Wird der Brexit den Konflikt in Nordirland wieder aufflammen lassen? Wie kann ein Kompromiss aussehen, der eine harte EU-Außengrenze vermeidet? Und welche Folgen hat ein EU-Austritt des Vereinigten Königreichs für die Nachbarschaft Nordirlands mit Irland? Diese und noch unzählige weitere Fragen beantwortete Prof. Dr. Roland Sturm in seinem Vortrag der Reihe "EUROPE after work"

Prof. Dr. Roland Sturm (2. v. links) mit den Organisatoren von EUROPE after work, Uta Löhrer (Landeszentrale), Katharina Krüll (Europäische Akademie Bayern) und Tobias Winkler (Münchner Verbindungsbüro des Europ. Parlaments) (v. links)

Am 06. Dezember 2018 fand erneut ein Fachgespräch der Reihe „EUROPE after work" statt, diesmal zum Thema „Der Nordirland-Konflikt - Kann die EU den Frieden bewahren?.“ Referent des Abends war Prof. Dr. Roland Sturm, Politikwissenschaftler und Professor an der Friedrich-Alexander-Universität Erlangen-Nürnberg. Er forscht und arbeitet zu den Schwerpunkten Europa und politische Ökonomie. Er ist Autor zahlreicher Publikationen zur britischen Politik sowie zum Brexit.

Das unerschöpfliche Fachwissen von Professor Sturm zeigte sich in seinem Vortrag und während der angeregten Diskussion, als er mit zahlreichen überraschenden Hintergründen und Anekdoten aus der Politik des Vereinten Königreichs aufwartete, wodurch seine Schilderungen erfahrbarer wurden.

Nach einer Einleitung in die Thematik des Nordirland-Konflikts, der Beschreibung der politischen Situation sowie der aktuellen Parteienlandschaft Nordirlands und im speziellen des Karfreitagsabkommens zwischen der Republik Irland und dem Vereinigten Königreich, ging Prof. Sturm auf die Brexit-Abstimmung und ihre politischen Folgen ein.

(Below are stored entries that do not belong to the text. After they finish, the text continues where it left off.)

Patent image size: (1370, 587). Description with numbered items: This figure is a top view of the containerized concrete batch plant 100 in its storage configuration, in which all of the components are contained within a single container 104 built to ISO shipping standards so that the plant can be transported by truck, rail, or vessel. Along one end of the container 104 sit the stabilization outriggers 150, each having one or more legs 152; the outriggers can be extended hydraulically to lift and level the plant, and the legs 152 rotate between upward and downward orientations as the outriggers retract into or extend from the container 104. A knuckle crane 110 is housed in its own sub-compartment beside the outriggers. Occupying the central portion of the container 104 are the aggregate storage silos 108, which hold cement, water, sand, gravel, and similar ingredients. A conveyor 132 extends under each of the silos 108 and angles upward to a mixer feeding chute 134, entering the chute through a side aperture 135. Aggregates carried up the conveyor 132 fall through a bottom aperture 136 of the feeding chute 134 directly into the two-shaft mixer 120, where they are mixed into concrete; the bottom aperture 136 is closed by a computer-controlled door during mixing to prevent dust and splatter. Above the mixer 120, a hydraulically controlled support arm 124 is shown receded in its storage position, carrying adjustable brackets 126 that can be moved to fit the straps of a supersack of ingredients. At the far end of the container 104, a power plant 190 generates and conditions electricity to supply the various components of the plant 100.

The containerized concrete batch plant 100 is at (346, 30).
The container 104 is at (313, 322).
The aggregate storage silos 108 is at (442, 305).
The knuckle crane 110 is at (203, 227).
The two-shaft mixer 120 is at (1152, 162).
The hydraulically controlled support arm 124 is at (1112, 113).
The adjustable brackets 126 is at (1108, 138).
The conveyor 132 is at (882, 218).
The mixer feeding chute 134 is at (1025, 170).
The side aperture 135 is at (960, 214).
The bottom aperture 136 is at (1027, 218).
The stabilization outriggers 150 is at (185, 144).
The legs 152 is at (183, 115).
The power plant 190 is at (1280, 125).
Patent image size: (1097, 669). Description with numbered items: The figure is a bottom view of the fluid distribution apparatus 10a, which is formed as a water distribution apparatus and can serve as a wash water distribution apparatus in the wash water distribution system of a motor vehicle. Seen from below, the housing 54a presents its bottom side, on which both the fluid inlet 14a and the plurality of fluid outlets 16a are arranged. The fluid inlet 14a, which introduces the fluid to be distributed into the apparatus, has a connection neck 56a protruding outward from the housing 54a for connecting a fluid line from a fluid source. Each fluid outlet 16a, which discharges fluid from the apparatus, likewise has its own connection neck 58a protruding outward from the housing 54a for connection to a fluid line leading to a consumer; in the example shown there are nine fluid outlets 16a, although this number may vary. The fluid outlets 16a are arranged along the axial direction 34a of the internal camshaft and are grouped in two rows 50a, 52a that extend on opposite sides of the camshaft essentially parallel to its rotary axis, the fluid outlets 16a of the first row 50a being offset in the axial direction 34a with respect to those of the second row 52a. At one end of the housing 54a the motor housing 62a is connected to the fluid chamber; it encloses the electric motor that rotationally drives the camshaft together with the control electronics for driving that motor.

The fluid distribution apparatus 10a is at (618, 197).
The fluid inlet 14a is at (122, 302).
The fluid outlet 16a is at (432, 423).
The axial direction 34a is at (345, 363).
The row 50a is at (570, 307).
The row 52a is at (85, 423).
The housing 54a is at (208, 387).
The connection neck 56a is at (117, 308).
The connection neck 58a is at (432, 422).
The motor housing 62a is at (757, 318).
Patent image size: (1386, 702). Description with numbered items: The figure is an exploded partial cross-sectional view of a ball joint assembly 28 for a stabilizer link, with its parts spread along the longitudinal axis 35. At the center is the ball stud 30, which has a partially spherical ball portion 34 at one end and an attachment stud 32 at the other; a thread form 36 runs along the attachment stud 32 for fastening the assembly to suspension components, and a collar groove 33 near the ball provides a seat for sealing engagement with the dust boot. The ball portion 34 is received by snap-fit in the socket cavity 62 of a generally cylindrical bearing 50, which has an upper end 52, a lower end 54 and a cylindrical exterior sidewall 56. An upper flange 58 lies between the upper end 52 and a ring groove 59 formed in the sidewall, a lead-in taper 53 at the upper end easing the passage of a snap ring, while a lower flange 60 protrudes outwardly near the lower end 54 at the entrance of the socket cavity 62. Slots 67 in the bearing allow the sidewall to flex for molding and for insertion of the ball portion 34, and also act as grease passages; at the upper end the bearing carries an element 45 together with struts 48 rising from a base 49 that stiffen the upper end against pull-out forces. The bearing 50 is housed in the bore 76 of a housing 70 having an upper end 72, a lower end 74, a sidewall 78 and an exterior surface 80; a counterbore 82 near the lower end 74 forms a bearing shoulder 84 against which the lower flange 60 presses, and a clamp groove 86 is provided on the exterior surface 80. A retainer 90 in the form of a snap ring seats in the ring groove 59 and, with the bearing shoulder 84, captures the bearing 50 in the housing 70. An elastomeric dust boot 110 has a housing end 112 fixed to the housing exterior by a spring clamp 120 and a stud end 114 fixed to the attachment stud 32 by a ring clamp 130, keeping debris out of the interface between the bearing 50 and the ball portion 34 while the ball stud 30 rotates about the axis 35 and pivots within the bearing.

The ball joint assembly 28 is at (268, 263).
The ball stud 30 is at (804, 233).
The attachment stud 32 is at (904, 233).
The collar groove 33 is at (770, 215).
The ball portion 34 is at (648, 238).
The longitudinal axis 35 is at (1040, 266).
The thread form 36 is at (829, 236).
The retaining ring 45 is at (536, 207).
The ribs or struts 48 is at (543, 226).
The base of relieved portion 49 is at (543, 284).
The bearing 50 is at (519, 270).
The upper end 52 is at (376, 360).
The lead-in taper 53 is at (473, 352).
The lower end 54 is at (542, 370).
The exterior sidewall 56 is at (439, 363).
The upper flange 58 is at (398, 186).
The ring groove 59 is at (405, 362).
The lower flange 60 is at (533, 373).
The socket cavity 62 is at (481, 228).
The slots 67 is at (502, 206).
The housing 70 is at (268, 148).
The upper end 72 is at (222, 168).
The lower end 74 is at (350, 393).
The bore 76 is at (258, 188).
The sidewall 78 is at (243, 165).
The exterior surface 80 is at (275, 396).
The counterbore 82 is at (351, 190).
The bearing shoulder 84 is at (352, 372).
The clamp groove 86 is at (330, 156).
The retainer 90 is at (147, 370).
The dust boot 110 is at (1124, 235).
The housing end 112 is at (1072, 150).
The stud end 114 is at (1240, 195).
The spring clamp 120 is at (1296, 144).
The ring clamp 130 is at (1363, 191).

Deutlich wurde dabei die Sprengkraft, die ein ungeregelter Brexit auf die Grenze im Norden der irischen Insel haben könnte. In der Diskussion vermied Prof. Sturm aufgrund der komplexen Gemengelage eindeutige Festlegungen, er war sich jedoch sicher, dass eine erneute bewaffnete Auseinandersetzung vorerst nicht zu erwarten sei. Es seien schwierige Zeiten für politische Analysten, da die Situation von zu vielen Unbekannten beeinflusst werde und es bisher noch keinen vergleichbaren Fall gebe. Es sei jedenfalls erschreckend, wie sehr die britische Politik der letzten Jahre von innerparteilichen Konflikten und Machtstreben in der Conservative Party geprägt wurde. Abzuwarten sei nun die wenig erfolgsversprechende Abstimmung des Brexit-Entwurfs im englischen Unterhaus. Wie es dann weiterginge, bliebe offen - sicher sei allerdings, dass uns der Brexit noch eine Zeit lang beschäftigen werde.